There are a few key things you can do to increase the physical protection of IT assets in your organisation. These include:
• Implement surveillance where possible and practical;
• Restrict access to removable media, server equipment and network equipment. This includes backup storage/devices as it contains all your most valuable data; and
• Implement and enforcement of policies and procedures as outlined below.

Authorised access only

Enforcing authorised access to does not have to be a complex endeavour and there is a simple methodology which can yield some effective results. Using the AAA approach, physical access to IT assets is restricted to only those that require access and are authorised to obtain this access. The three A’s are:

  • Access – Restrict access to IT assets, e.g. server and networking equipment to key personnel only. This reduces the number of people that could possibly introduce a security incident. Consider storing the IT asset in a lockable, secure location.
  • Authorisation – Ensure that only personnel with the appropriate permissions (authorisation) are able to access the IT asset. This can be achieved by controlling who is able to access the keys or access cards to the secure, lockable location.
  • Accounting – Audit the distribution of the access control, e.g. the key or access card, and if possible when access to the IT asset is obtained. This can be achieved by ensuring that the key is signed in and out and access is logged when the IT asset is accessed.

Shutdown unused network access

An often overlooked security consideration is disabling physical access to your network infrastructure. Like putting a lock on the door to your office, disabling unused desk ports and only allow authenticated devices on to the network prevents unwanted visitors from gaining access to protected IT assets.

This does add some management overhead and is generally the reason that this measure is not implemented. While this portion ties in with the network security there is a direct physical security benefit from implementing property network protection and practices.

Leaving your network equipment open for convenience exposes your organisation to the risk of having someone adding IT equipment to your network without your knowledge. For example wireless routers can be added to the network and hidden away under desks allowing people to access your network from outside your office without you even knowing this is occurring.

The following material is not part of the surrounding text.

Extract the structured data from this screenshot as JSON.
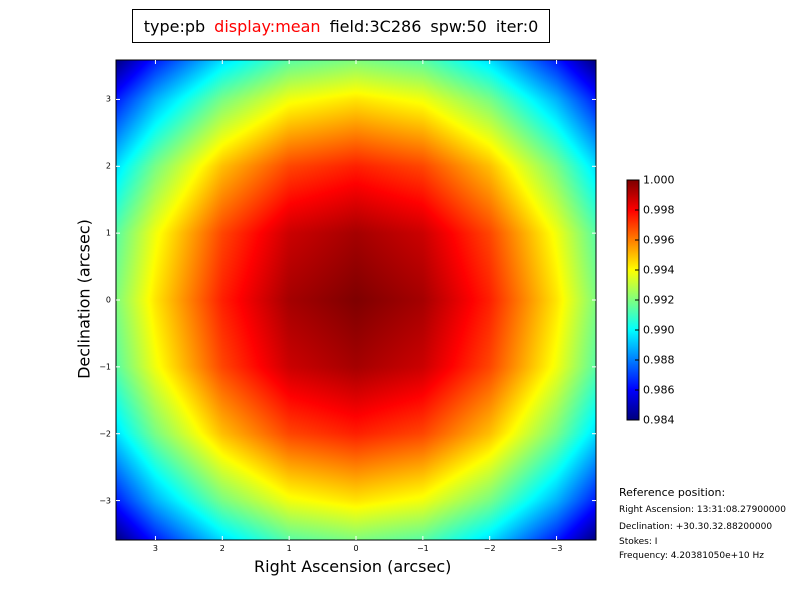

Office policies can go a long way to mitigating physical security risks. I’ll give you an example: as an IT support technicians often need to go to a site for a variety of reasons. When they visit a site it surprising how simple it is in some circumstances to get access around the office. There have been times where the support technician simply stated that they were from IT and they were provided access to the server room and other IT assets.

Unless you’re a larger organisation or highly secure organisation you are probably not going to have permanent security stationed at your front desk vetting every person that walks through the door. However, a simple policy can be enforced where all staff members from your organisation ensure that appropriate identification is provided by a visitor before being granted access to the requested asset. Staff can be made aware of trained in this policy during an induction or at company meetings. Other policies that can help reduce physical security risks are listed below.

Sign in and sign out policy

Ensure that all visitors that go past the reception desk are recoded in a register, i.e. ‘signed in’ which includes the time in and out, and whom they are visiting.

Recording unique information

As a part of the sig in register, record some unique identifying information such as Drivers Licence Number. It is best to choose an identifier that is difficult to forge.

Scheduling & communication

Relevant areas should be informed of any scheduled work happening in their area. Any work that is occurring without knowledge should be immediately identified and questioned. Again this is something that can staff can be trained in and made aware of.

Escort visitors

Guests and visitors (including tradesmen) should be escorted at all times or at least to their designated work areas. Consider what access is provided to tradesmen, ensuring that only essential access is provided.

Clean desk policy

As much as people like to personalise workspaces, everyone should have a clean workspace devoid of identifying and commercially sensitive documents. Notes and documents should be placed in draws and secured every day.